When I enter the room for “Satavahana” or “Kushana” dynasty at the museum, it matters to me that they followed the Maurya dynasty, though somewhat geographically shifted. It helps me trace humanity’s development, in a layman and naïve sort of way. But that naiveté occasioned by distance is mine and mine alone, and I value it. I do not need lessons from an expert to feel the pride. Perhaps experts can help fix rungs on the ladder that could help reach closer, but I am happy where I am. The same feeling pervades me in every room of exhibits.

The museum helps me reach out to my ancestors in my own way. That is spirituality. I do not need to do any special oblations.

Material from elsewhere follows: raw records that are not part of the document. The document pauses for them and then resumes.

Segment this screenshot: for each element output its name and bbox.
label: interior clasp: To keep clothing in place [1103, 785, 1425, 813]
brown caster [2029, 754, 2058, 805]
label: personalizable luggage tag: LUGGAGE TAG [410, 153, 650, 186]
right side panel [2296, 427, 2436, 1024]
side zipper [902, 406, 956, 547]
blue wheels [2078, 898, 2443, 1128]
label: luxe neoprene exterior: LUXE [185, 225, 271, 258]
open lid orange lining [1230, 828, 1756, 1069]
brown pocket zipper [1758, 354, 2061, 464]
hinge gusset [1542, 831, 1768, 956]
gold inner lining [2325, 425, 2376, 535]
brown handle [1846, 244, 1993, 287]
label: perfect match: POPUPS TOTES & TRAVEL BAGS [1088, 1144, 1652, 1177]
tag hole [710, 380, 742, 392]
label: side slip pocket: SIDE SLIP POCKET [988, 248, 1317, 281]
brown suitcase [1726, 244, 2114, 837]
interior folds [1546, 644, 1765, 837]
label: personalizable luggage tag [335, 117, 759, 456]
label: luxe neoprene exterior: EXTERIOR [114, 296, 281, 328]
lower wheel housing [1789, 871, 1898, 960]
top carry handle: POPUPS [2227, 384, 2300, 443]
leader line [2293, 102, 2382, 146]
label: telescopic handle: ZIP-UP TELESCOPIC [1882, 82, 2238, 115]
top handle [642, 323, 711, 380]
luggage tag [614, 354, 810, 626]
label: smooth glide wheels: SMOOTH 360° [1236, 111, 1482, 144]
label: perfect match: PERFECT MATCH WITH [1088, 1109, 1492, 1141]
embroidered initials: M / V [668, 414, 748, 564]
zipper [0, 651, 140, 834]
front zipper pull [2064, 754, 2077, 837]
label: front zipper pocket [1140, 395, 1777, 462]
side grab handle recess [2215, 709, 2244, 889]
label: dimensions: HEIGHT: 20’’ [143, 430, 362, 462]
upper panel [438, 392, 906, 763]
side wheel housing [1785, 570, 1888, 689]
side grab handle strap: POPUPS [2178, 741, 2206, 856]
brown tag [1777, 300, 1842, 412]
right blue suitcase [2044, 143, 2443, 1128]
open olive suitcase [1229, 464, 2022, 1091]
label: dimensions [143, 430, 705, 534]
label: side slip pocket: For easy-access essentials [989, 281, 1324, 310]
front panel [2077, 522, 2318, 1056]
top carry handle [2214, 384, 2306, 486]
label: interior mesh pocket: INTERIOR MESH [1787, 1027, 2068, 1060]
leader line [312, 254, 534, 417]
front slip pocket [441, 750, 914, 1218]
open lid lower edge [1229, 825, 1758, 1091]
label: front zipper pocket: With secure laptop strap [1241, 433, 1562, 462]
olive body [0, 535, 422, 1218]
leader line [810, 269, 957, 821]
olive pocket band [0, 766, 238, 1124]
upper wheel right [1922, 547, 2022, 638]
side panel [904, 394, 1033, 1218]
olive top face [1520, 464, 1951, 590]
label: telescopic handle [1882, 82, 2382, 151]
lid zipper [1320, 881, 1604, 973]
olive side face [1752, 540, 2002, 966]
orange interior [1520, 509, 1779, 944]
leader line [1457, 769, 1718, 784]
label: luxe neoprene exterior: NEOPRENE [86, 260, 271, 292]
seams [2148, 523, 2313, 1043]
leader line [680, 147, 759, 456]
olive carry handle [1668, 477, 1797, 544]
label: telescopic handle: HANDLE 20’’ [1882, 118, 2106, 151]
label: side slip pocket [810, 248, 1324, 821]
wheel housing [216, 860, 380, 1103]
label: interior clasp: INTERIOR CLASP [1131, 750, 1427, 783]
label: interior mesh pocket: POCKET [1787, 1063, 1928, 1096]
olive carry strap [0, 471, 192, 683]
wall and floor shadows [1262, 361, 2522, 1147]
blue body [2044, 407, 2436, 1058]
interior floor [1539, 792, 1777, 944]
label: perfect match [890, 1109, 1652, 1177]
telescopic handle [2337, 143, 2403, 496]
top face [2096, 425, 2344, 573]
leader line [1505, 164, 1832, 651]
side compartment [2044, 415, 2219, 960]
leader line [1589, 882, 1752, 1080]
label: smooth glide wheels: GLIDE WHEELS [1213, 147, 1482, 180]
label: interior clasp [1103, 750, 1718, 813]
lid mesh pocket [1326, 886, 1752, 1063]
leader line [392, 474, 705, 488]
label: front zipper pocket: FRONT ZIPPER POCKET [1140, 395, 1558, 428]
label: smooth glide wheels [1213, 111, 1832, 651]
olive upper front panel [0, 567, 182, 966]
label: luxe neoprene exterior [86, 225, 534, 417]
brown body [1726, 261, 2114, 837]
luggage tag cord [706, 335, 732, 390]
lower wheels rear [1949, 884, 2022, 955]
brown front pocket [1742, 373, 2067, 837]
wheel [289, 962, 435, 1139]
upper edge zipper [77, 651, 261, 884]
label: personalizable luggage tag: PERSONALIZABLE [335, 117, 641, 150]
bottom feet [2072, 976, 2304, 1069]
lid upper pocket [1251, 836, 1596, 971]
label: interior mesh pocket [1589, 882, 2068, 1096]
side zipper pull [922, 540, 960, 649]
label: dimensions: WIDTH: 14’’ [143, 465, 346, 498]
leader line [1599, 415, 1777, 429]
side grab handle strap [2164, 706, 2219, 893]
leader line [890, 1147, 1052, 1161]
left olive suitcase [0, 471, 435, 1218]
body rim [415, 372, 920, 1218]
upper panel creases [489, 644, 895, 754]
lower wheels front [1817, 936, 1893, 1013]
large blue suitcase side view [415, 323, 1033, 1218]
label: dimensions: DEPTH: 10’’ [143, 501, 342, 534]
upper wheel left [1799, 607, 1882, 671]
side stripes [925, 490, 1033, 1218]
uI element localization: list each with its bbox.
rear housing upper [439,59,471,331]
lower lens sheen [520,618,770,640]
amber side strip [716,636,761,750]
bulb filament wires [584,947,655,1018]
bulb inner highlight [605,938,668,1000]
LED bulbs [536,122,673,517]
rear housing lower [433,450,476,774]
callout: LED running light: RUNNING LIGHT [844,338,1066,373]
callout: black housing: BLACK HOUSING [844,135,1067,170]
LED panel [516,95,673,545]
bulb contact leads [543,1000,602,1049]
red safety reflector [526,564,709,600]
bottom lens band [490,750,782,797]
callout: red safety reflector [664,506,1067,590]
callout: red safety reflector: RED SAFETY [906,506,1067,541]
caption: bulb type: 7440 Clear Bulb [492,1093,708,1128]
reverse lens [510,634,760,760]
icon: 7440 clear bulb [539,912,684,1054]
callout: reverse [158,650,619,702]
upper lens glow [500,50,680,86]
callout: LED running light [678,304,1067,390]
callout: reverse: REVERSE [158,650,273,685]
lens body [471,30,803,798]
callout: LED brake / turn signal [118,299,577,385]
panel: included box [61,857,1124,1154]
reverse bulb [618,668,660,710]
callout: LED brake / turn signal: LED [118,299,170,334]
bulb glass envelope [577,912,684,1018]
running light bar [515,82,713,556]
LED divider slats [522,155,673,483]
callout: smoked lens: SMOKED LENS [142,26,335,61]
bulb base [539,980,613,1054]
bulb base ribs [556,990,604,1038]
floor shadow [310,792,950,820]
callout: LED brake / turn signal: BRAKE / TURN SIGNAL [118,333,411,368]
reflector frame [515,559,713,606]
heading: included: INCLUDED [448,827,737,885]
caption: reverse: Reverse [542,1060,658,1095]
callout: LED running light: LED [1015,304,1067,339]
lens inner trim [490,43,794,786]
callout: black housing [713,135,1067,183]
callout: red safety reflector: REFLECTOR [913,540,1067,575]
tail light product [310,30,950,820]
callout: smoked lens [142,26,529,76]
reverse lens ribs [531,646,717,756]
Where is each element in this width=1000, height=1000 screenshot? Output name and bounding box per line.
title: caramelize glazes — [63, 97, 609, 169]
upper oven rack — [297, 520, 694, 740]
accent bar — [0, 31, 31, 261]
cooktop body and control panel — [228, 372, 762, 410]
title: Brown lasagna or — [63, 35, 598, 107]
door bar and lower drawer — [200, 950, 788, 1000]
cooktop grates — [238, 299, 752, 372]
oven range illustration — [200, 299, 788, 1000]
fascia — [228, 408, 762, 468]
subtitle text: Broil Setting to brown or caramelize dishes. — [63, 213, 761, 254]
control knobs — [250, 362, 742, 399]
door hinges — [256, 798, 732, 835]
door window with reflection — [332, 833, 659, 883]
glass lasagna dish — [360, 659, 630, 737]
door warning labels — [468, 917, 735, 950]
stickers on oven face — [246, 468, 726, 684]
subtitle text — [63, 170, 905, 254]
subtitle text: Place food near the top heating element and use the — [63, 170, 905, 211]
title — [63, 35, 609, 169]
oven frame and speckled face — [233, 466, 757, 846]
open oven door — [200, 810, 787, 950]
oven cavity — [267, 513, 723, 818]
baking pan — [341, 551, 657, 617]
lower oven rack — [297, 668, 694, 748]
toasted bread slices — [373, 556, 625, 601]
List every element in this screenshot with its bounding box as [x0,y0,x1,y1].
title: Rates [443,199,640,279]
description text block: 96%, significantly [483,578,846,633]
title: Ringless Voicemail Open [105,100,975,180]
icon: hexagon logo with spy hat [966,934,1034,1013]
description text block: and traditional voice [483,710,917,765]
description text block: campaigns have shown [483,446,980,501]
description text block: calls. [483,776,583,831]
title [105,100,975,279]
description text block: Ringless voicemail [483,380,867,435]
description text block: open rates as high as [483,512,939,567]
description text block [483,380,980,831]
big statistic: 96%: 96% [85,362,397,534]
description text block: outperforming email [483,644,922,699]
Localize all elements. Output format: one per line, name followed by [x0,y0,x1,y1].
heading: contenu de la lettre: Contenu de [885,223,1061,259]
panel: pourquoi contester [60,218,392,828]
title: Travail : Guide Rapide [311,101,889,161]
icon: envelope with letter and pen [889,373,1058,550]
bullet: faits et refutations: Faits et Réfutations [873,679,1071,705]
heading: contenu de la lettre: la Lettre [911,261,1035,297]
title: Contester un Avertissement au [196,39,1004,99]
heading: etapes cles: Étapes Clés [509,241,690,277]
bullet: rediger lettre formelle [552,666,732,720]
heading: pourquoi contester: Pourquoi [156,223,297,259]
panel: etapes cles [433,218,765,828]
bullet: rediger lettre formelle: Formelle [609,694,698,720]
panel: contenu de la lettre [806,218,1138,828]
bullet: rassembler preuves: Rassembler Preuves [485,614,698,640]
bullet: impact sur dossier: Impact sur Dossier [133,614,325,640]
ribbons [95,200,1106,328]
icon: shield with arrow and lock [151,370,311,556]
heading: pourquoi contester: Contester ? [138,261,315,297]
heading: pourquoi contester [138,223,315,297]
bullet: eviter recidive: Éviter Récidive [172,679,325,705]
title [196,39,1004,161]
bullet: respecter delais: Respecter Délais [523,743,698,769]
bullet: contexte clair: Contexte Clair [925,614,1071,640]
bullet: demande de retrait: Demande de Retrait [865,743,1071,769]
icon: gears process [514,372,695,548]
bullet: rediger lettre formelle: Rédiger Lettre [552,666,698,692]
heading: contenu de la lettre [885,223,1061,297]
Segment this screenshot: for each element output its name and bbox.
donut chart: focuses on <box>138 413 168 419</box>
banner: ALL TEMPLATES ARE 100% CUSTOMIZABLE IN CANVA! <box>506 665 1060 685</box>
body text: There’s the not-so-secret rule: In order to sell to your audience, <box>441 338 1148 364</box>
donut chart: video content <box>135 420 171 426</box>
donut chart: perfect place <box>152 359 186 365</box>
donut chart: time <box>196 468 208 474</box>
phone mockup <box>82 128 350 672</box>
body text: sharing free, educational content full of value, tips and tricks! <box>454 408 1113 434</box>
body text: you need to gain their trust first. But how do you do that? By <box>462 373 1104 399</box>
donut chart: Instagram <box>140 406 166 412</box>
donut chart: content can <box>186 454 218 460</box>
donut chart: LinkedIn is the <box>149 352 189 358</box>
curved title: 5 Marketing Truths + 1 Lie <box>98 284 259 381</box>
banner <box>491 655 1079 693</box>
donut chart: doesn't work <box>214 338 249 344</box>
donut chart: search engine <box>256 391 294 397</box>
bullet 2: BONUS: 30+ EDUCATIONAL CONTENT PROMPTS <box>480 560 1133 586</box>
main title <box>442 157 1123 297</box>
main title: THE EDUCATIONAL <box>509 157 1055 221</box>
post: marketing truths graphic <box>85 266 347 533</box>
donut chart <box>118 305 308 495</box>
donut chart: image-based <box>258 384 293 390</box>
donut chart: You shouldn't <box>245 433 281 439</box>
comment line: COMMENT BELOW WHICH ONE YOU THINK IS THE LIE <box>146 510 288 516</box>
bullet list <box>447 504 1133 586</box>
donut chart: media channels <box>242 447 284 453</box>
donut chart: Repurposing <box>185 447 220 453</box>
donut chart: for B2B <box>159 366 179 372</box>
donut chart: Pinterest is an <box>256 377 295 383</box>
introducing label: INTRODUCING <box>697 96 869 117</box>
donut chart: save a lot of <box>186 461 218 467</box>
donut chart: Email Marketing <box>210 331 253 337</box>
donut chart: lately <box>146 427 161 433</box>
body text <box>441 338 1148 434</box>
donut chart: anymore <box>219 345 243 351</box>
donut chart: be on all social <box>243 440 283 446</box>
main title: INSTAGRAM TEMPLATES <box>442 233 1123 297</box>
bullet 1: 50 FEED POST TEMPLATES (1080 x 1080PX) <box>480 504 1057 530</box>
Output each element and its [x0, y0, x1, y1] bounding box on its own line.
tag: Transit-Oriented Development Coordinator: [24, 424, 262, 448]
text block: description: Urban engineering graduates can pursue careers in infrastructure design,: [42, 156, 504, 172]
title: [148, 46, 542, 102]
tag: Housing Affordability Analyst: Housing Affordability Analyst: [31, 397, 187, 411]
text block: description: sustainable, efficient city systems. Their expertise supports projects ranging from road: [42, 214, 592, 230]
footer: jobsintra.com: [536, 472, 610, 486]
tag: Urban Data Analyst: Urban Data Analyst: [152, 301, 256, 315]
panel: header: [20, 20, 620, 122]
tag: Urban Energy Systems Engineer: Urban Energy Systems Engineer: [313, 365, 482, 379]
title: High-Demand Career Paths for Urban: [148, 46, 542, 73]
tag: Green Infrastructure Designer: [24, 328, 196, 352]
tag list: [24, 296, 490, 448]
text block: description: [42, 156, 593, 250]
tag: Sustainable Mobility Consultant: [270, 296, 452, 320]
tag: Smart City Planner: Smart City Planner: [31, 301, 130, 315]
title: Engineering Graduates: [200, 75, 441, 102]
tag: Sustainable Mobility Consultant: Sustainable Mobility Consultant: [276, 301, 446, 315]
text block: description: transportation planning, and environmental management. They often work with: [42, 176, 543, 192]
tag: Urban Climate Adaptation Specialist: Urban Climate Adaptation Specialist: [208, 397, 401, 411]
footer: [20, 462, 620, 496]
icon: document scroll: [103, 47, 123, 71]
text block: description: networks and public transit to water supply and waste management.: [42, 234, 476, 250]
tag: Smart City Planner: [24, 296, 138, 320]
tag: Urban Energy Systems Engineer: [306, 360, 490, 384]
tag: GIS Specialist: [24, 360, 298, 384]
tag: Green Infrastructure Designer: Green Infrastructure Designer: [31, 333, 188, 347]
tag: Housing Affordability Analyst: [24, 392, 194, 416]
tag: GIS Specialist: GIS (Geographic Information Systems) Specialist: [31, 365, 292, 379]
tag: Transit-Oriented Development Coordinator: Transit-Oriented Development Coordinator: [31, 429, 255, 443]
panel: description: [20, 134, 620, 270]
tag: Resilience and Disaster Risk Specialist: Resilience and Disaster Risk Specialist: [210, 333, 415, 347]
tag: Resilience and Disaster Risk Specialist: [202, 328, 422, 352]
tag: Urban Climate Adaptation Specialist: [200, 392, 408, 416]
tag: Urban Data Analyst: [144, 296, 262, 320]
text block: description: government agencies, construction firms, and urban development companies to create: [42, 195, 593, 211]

It is most disheartening for me that I cannot enjoy the night sky, situated as I am in the light-polluted metro of Delhi with the air also polluted. But, when I was at Gangotri, I went delirious looking at the sky and identifying constellations; the last time I did that was when I went for a weekend trip to Lake Cumberland in Kentucky about 23 years ago. While skiing was good during the day, it was better lying down on the deck in the night looking at the sky. That too was a moment of spiritual realization, to appreciate that our minds have developed naturally to question why stars glitter, indeed why stars at all, and find answers, however tentative they may be. In a sense that was an outdoor museum for me!

Now, one may understand why I visit and revisit museums. It is spiritually energizing for me.

Raghuram Ekambaram

2 comments:

Tomichan Matheikal said...

I understand your museum-passion. It is the same passion that propels me to read history books. Recently while I was in Kerala I visited a bookstore of DC Books, the best Malayalam publishers, in order to buy Mukundan's latest novel. But I ended up buying three books one of which is "History of Kerala and the Caste System", a highly scholarly work. That is my spirituality. Knowledge is my spirituality. I remember writing 23 years ago to a private guide supplier that I was disappointed with their notes because my "Faustian quest for knowledge" was not meant to pass exams. The supplier wrote me back saying they would refund the amount. I did not respond. But I had made a point.

In short, my spirituality is my quest for knowledge. I guess you seek something of the same sort in the musuems.

mandakolathur said...

Matheikal, thanks for endorsing that there are enough varieties of spirituality. My spirituality is to seek amazement at the way things are, coming about and the way things could go. Honestly, I cannot look at anything of the past without trying to connect it to me, in the present.

Thanks again. Hope you enjoyed this post from me, of a different kind.